What Meister posted is what REPUBLICANS said, not Pelosi, Obama or any Democrat. It was Dave Camp (R-MI). He is among the very same group of traitors who
"made a strategic decision: we would make no deal with the administration. No negotiations, no compromise, nothing. We were going for all the marbles. This would be Obama’s Waterloo". NOW, you want me to take their word as truth Immie?
These are the same traitors who forced Democrats to remove a provision that could save billions of dollars in Medicare spending. They twisted 'advanced directives', a compassionate, family-friendly measure into 'death panels'. About 30% of Medicare spending goes toward the last year of a person's life. That is because too often the elderly patient is no longer cognizant and able to make personal decisions. Relatives make decisions to extend their loved one's lives where the patient would not. Advance directives allows the person to decide what they want at the end of their life.
Advanced directives: puts decisions in proper hands
It’s hard to imagine how a compassionate, family-friendly measure — a measure that ultimately respects individual rights — could be twisted so grossly into the erroneous phrase “death panels.”
But, prepare yourself for more lies and more nonsense, because President Barack Obama has decided to do the right thing — and his critics already have resorted to fear-mongering and name-calling.
The concept of advanced directives was pioneered in La Crosse, thanks to our two first-class health care institutions.
It’s a simple concept: An individual, with the help of family, should have the ultimate say in the type of end-of-life care the individual receives.
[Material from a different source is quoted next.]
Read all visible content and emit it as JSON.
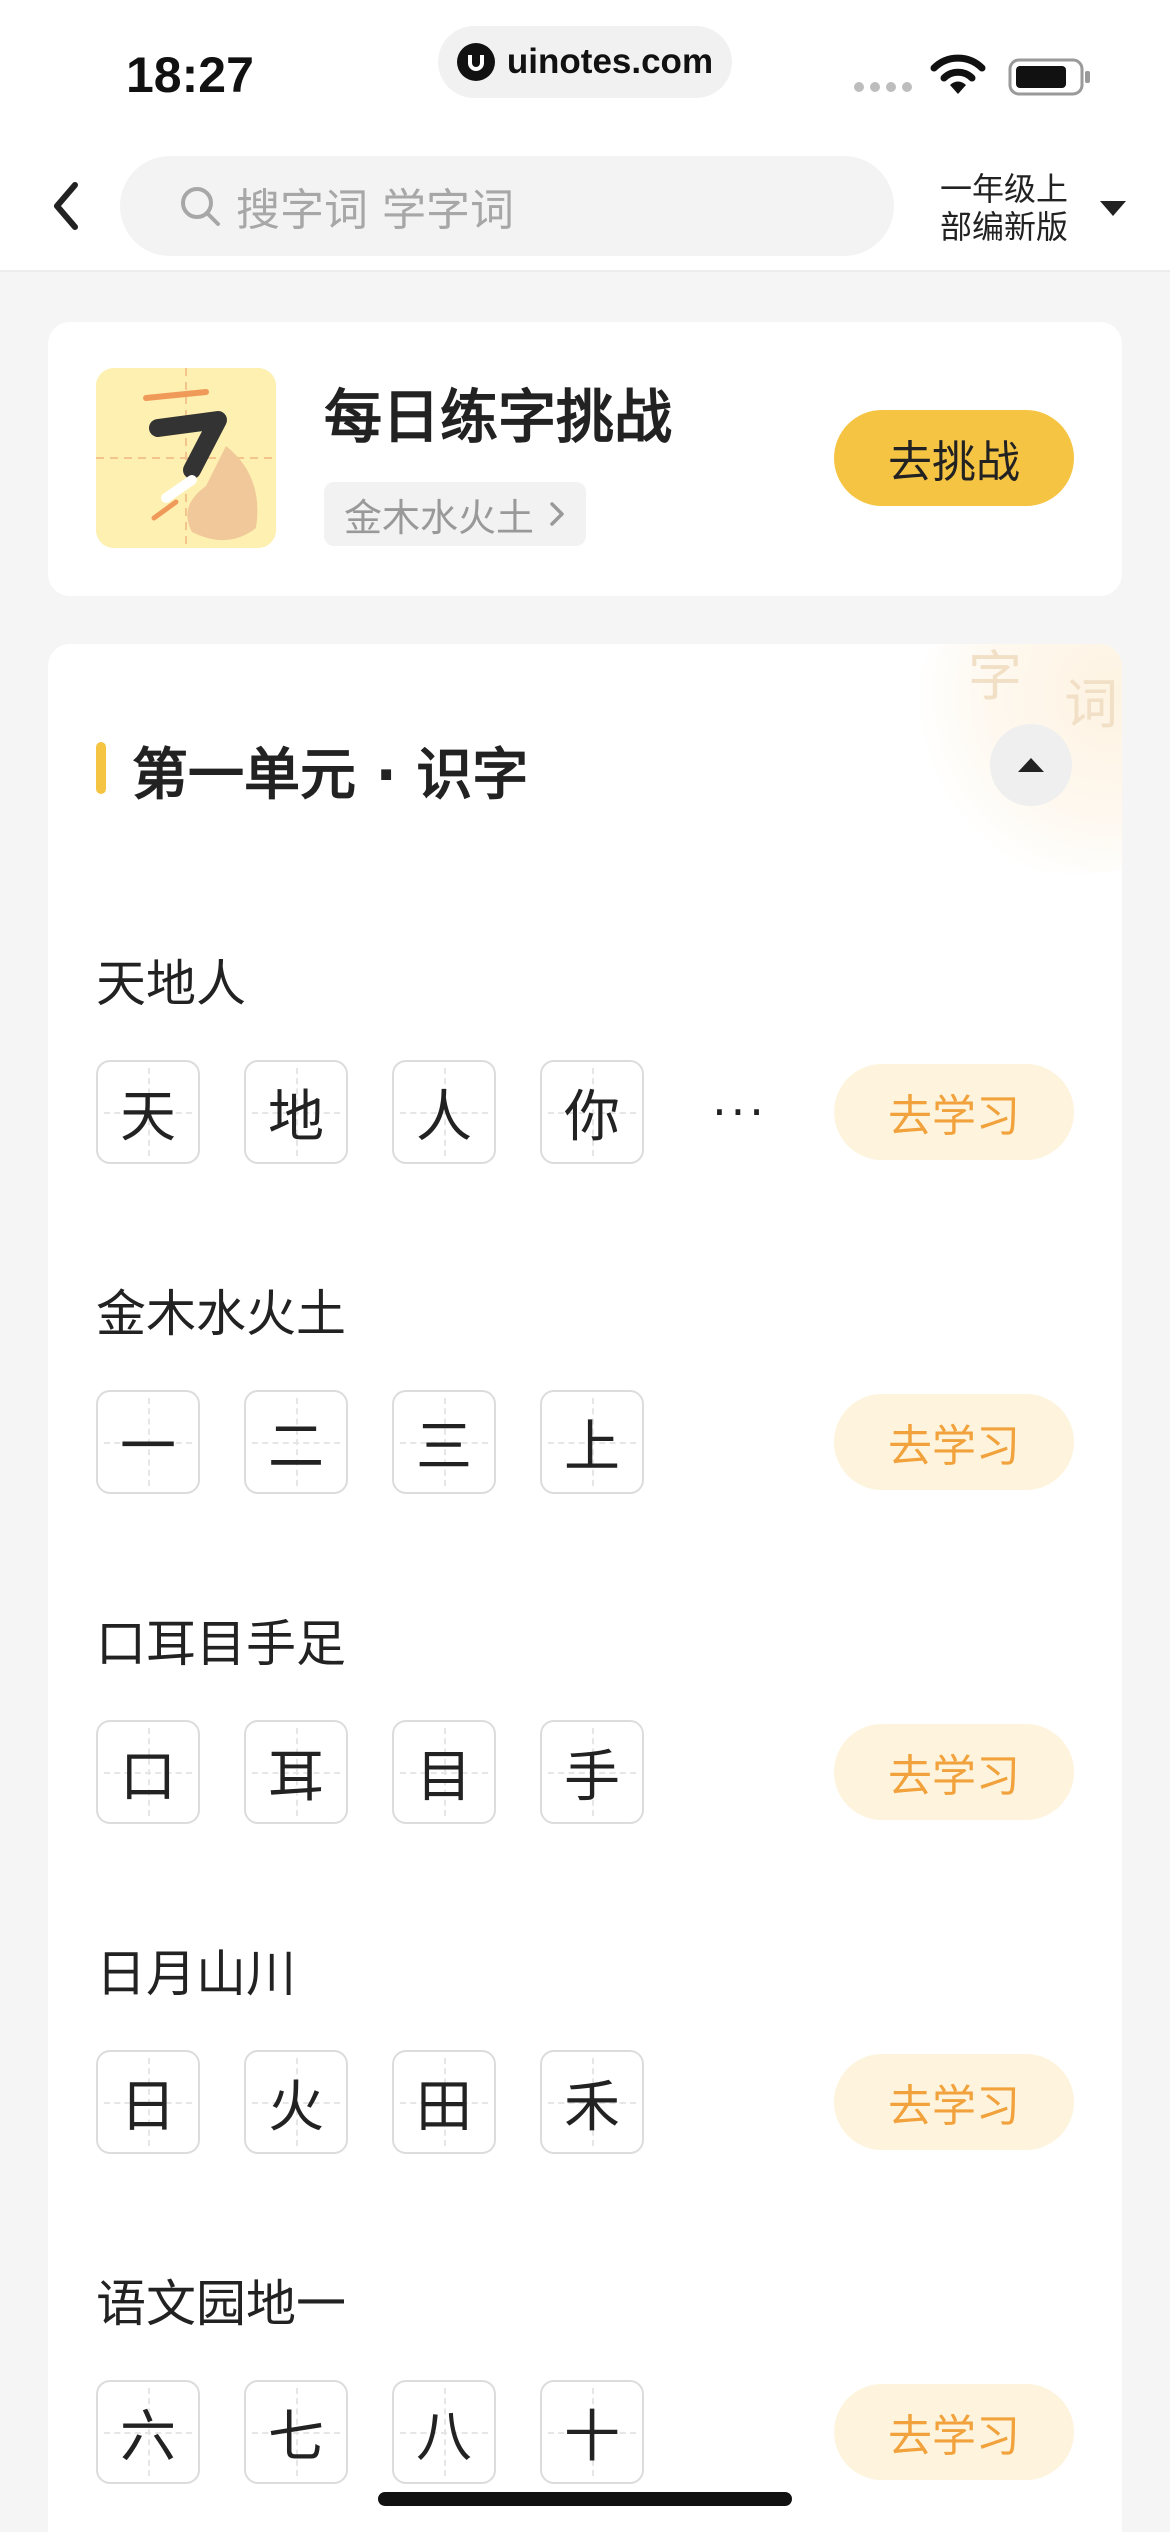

The best way to do that is through a careful consultation, with family and physician, before there is a health crisis — while the individual is still capable of having a rational voice in the decision.
Too often, those decisions are made when it’s too late for the individual to make the decisions. Instead, grieving family members are left to make the decision — and at times it’s nothing more than a guess.
Would the individual want extraordinary measures taken when the end is near? Why wouldn’t we trust the individual — in advance and when thinking clearly — to make that decision?
For those who crusade for the rights of the individual, here’s the question: Why are you so opposed to the individual being able to set down on paper, with help from family and physician, the standards and wishes for end-of-life care?
The issue of death panels became so hot during this year’s debate on health-care reform legislation that Democrats decided to pull that provision from the bill.